15) Practical synthesis: what “entitlement to wages” usually looks like in real cases
Scenario A: Short illness (3 days)
- If the employee has SIL or company sick leave credits: typically paid (charged to credits).
- SSS sickness benefit usually does not apply if below minimum compensable days.
Scenario B: Illness with 14 days home rest (physical or mental health)
- First layer: paid leave credits (SIL/sick leave) → paid days.
- Remaining days: may become unpaid, but employee may be eligible for SSS sickness benefit for compensable days (subject to contributions and documentation).
- Employer may integrate SSS benefit with salary if policy allows.
Scenario C: Condition tied to VAWC (psychological care, trauma)
- Up to 10 days leave with pay under RA 9262 (subject to requirements), potentially overlapping with medical/mental health needs.
Scenario D: Exhausted credits, extended incapacity
- Approved leave may continue, but wages may stop under “no work, no pay.”
- Income replacement may come from SSS sickness benefit, EC (if work-related), and other applicable benefits.
- Long-term inability to work may trigger lawful processes for disability benefits or disease-based termination rules (if all statutory conditions are met).
Key takeaways
- Approval of leave ≠ entitlement to wages. Approval usually means the absence is authorized, not necessarily paid.

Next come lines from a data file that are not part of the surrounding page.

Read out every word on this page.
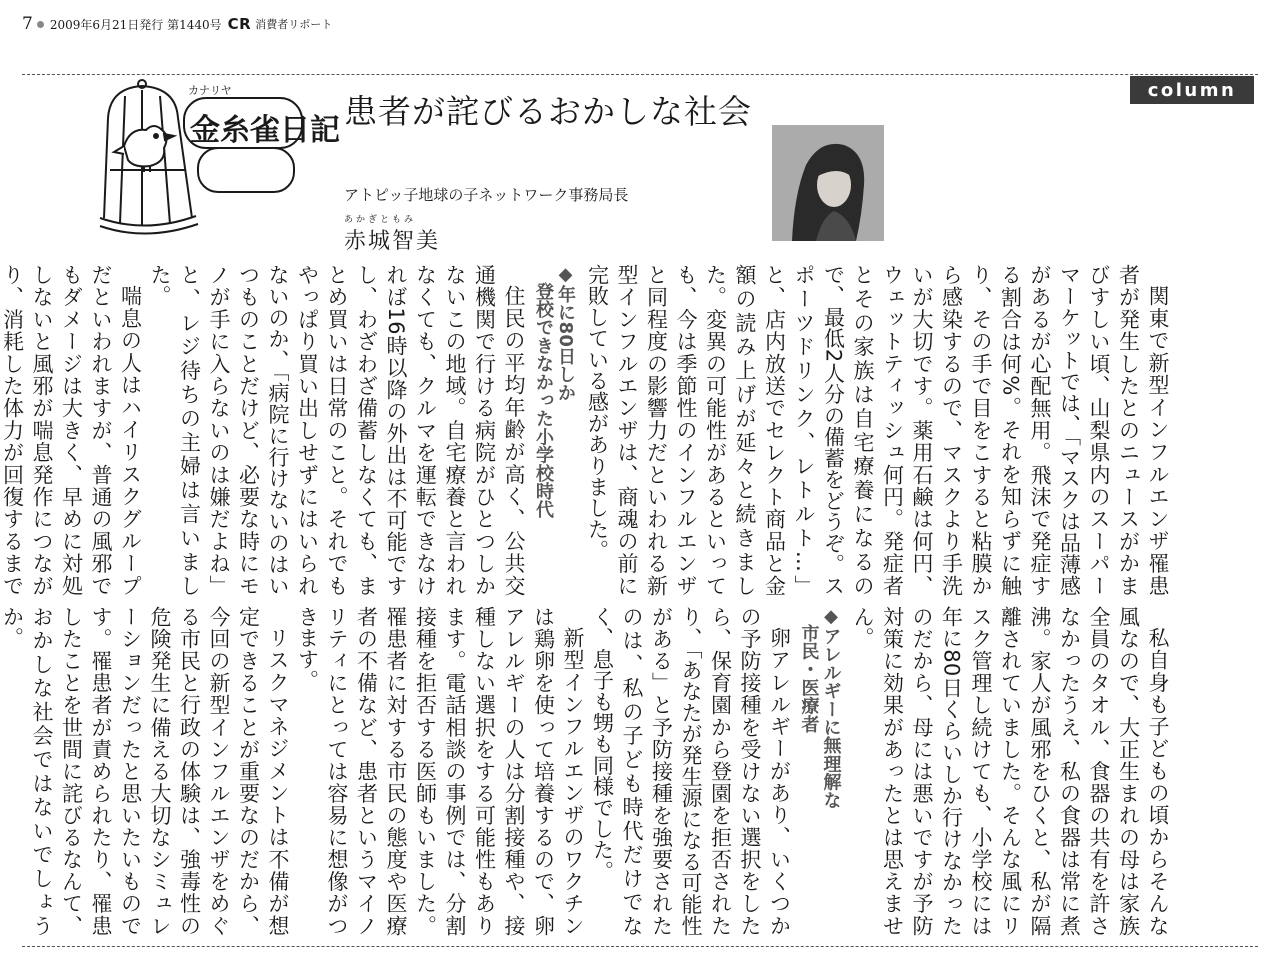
7 2009年6月21日発行 第1440号 CR 消費者リポート
column
金糸雀日記
カナリヤ
患者が詫びるおかしな社会
アトピッ子地球の子ネットワーク事務局長
あかぎともみ
赤城智美

関東で新型インフルエンザ罹患者が発生したとのニュースがかまびすしい頃、山梨県内のスーパーマーケットでは、「マスクは品薄感があるが心配無用。飛沫で発症する割合は何%。それを知らずに触り、その手で目をこすると粘膜から感染するので、マスクより手洗いが大切です。薬用石鹸は何円、ウェットティッシュ何円。発症者とその家族は自宅療養になるので、最低2人分の備蓄をどうぞ。スポーツドリンク、レトルト…」と、店内放送でセレクト商品と金額の読み上げが延々と続きました。変異の可能性があるといっても、今は季節性のインフルエンザと同程度の影響力だといわれる新型インフルエンザは、商魂の前に完敗している感がありました。

◆年に80日しか
登校できなかった小学校時代

住民の平均年齢が高く、公共交通機関で行ける病院がひとつしかないこの地域。自宅療養と言われなくても、クルマを運転できなければ16時以降の外出は不可能ですし、わざわざ備蓄しなくても、まとめ買いは日常のこと。それでもやっぱり買い出しせずにはいられないのか、「病院に行けないのはいつものことだけど、必要な時にモノが手に入らないのは嫌だよね」と、レジ待ちの主婦は言いました。

喘息の人はハイリスクグループだといわれますが、普通の風邪でもダメージは大きく、早めに対処しないと風邪が喘息発作につながり、消耗した体力が回復するまで

私自身も子どもの頃からそんな風なので、大正生まれの母は家族全員のタオル、食器の共有を許さなかったうえ、私の食器は常に煮沸。家人が風邪をひくと、私が隔離されていました。そんな風にリスク管理し続けても、小学校には年に80日くらいしか行けなかったのだから、母には悪いですが予防対策に効果があったとは思えません。

◆アレルギーに無理解な
市民・医療者

卵アレルギーがあり、いくつかの予防接種を受けない選択をしたら、保育園から登園を拒否されたり、「あなたが発生源になる可能性がある」と予防接種を強要されたのは、私の子ども時代だけでなく、息子も甥も同様でした。

新型インフルエンザのワクチンは鶏卵を使って培養するので、卵アレルギーの人は分割接種や、接種しない選択をする可能性もあります。電話相談の事例では、分割接種を拒否する医師もいました。罹患者に対する市民の態度や医療者の不備など、患者というマイノリティにとっては容易に想像がつきます。

リスクマネジメントは不備が想定できることが重要なのだから、今回の新型インフルエンザをめぐる市民と行政の体験は、強毒性の危険発生に備える大切なシミュレーションだったと思いたいものです。罹患者が責められたり、罹患したことを世間に詫びるなんて、おかしな社会ではないでしょうか。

- Paid entitlement must come from a legal or contractual source: SIL, company policy/CBA, or special laws (e.g., VAWC leave, special leave for women, maternity frameworks).
- SSS sickness benefit is often the main income replacement for longer illnesses, including medically certified mental health conditions.
- Mental health leave is generally handled under the same wage rules as medical leave, but with heightened confidentiality and anti-discrimination considerations.
- After paid credits are exhausted, leave is commonly unpaid, though social insurance benefits may still be available.